At first, this seems to stem from a desire for individuality - making mass-produced accessories reflect your own taste and personality. But there are two problems with that. First, these accessories are just as mass-produced. You're equally likely to see someone with 'your' charm on their bag as you'd otherwise be to see 'your' bag on someone else. Second, when you mass them up as in the photo above, it loses coherence and just looks insane.
As the bag equivalent of wearing about a billion button badges on your jacket, I suppose you could call it 'punk'. But what is punk? Is it an anarchic philosophy? Is it a DIY style of cultural production? Is it an aesthetic of bricolage? Punk is such an elastic term that a recent BBC Radio 1 poll on the greatest punks of all time includes Che Guevara, Johnny Cash and Eminem. In turn, that makes me wonder whether the punkest thing you could do right now would be to defy any coherent semiotic reading of your clothes, like Dick Hebdige and a thousand other British academics performed on the original punks.

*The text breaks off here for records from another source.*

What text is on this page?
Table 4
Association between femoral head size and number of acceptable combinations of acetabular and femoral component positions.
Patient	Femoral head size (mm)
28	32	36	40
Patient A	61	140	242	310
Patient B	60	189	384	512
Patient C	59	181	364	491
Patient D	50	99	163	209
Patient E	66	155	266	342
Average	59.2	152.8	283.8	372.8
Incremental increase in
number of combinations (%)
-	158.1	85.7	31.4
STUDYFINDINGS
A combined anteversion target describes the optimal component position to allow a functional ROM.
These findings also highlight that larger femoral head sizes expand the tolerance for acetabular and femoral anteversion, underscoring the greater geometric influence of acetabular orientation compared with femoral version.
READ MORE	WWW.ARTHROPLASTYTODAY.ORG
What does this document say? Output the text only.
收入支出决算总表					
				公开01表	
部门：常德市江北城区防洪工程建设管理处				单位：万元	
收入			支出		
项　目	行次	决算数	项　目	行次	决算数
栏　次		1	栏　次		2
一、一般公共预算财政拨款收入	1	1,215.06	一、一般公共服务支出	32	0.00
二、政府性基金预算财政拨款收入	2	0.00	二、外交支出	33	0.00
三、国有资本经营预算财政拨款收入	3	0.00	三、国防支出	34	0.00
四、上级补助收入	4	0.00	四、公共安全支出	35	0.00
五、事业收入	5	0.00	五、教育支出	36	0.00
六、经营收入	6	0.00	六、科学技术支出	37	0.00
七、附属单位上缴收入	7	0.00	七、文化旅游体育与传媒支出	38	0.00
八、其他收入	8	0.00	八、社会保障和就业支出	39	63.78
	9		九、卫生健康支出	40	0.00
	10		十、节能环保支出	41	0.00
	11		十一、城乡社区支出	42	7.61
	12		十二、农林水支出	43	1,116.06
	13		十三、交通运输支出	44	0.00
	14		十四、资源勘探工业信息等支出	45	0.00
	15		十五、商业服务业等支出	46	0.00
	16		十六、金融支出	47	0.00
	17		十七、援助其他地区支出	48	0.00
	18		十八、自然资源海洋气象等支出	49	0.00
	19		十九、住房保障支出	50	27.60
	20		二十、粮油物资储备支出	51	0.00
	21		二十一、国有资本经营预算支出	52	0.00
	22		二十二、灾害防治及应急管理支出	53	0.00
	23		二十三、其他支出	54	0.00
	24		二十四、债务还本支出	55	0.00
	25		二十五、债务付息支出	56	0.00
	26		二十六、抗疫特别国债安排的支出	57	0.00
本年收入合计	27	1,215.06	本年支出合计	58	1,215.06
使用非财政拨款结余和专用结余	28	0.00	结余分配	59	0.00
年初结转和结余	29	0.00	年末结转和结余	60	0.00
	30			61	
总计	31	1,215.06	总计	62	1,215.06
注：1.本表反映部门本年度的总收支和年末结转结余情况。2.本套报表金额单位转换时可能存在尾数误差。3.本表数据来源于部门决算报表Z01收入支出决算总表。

In that sense, the insane proliferation of charms on your bag doesn't make a statement about 'who you are' - it repels analysis, and obscures your tastes and identity. Instead, it's just a bowerbird mentality - a love of decorative 'shiny things'. Rather than a semiotic statement, it's an affective statement. It's saying "I wear these things because the way they look makes me feel good." And perhaps, like the bowerbird's collection, it's intended to draw admiring glances, thus drawing a kind of affective circle: "these objects make me feel good, and the attention of others also makes me feel good."